Let's think about this topic from another interesting non-technical perspective. It is a dynamic game between security attackers and defenders. The magic height is one foot higher and the height is higher. Will AI bring security challenges to security attackers? help?

Safety is people-oriented

People will habitually think that software is a cold, mechanical, and logical thing, and improving system security only needs to improve analysis technology and system defense level. However, people lack of thinking about security issues from the perspective of economic incentives and human nature. In the dark forest of open source code, we need a distribution system that is more in line with the assumptions of rational people. People who contribute wisdom to system security join.
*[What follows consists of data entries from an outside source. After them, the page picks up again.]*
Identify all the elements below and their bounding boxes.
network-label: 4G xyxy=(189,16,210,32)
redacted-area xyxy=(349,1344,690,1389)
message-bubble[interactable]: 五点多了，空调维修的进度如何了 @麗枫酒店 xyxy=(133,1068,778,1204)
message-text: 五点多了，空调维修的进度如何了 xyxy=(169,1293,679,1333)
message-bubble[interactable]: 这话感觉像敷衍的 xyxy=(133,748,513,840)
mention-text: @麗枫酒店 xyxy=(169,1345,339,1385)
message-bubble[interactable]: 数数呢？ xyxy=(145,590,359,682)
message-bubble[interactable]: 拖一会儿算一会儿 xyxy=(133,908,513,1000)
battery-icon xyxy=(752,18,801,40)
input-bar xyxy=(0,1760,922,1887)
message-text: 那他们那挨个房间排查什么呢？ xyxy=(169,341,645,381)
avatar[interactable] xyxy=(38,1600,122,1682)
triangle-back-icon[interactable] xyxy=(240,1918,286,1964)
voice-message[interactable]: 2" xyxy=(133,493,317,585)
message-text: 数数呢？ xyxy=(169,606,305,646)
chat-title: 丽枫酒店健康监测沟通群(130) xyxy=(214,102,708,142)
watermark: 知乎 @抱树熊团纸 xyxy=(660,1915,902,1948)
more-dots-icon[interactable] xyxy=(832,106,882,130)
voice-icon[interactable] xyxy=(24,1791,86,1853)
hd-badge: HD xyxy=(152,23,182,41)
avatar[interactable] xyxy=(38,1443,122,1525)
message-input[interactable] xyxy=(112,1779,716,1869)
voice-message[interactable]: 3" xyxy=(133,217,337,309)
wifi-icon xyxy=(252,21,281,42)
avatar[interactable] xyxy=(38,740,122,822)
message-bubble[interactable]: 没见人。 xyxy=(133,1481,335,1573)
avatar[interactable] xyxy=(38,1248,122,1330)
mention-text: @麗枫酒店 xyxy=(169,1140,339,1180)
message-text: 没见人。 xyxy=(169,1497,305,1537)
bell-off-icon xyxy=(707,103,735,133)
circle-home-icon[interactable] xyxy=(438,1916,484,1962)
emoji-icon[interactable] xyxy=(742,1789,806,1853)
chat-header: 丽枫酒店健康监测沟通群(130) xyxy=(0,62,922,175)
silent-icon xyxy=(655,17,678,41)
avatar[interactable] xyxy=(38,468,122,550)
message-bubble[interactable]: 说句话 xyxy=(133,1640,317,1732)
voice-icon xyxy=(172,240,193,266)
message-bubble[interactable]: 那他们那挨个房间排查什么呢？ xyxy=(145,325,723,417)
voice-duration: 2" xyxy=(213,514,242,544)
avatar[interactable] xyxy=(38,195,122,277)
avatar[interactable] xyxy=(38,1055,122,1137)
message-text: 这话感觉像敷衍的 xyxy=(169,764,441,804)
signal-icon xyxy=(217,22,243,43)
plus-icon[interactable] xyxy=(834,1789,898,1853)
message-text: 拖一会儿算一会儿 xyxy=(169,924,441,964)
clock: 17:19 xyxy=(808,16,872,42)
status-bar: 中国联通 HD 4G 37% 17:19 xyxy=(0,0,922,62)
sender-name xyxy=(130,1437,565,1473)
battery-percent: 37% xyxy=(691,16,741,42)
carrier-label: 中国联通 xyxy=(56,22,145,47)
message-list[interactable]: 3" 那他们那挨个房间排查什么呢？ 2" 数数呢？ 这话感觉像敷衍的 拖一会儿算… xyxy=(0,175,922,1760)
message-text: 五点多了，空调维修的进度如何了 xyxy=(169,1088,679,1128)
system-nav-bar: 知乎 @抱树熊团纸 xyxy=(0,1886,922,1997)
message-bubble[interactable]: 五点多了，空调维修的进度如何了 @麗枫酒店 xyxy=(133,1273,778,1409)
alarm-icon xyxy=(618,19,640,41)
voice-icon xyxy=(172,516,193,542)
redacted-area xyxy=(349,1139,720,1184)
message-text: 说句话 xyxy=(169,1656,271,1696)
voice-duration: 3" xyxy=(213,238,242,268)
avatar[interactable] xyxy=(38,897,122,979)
The current traditional security audit market structure is stable, and brand reputation is the most important intangible asset of companies in this field. Over time, the influence of top security brands and the trust of customers have steadily increased, but traditional security audits also have their own problems (the business model relies solely on manpower and it is difficult to grow in scale, and leading companies need to balance growth and audit quality. Some companies have encountered such a bottleneck and even affected the value of the brand).

**Community-driven security audit competition is an innovative business model. **Currently, the number of customers of the two platforms has exceeded 300 and gradually found PMF. The bounty platform is a good supplement to the security life cycle. Although these decentralized platforms have not yet found a particularly effective token model, we are very optimistic about the large-scale growth of this market in the future (because the wisdom of the crowd is very suitable for the offensive and defensive game scenarios in the security market).

** Will community-driven auditing platforms pose a threat to centralized auditing companies? We think they will have a benign mutual competition and complementary relationship. In the short term, when a platform like Code4rena forms a certain network effect and has a good track record (the proportion of audited projects being hacked is low), it may indeed give Some centralized companies in the middle and tail will bring certain competitive pressure, but in the long run, this may also force the centralized audit platform to form some commercial cooperation with the community-driven platform, because this can also broaden the customers of the centralized security audit platform Group and improve audit quality (a bit like the original security bounty project that was independently operated by a major web2 company and later formed a cooperation logic with third-party platforms such as HackerOne).

Although the direction of the community-driven security platform is to be more DAO-oriented (Forta can actually be included in this category), in the actual operation of the current project, there are still problems such as: how to make the workflow and economic distribution process more transparent and open , How to weigh the privacy and security considerations of the project party, how to more clearly define the relationship between teamwork and personal contribution, how to solve the problem in a more fair and professional way when conflicts of interest arise, etc. These are the things that security DAOs need to face Right challenge.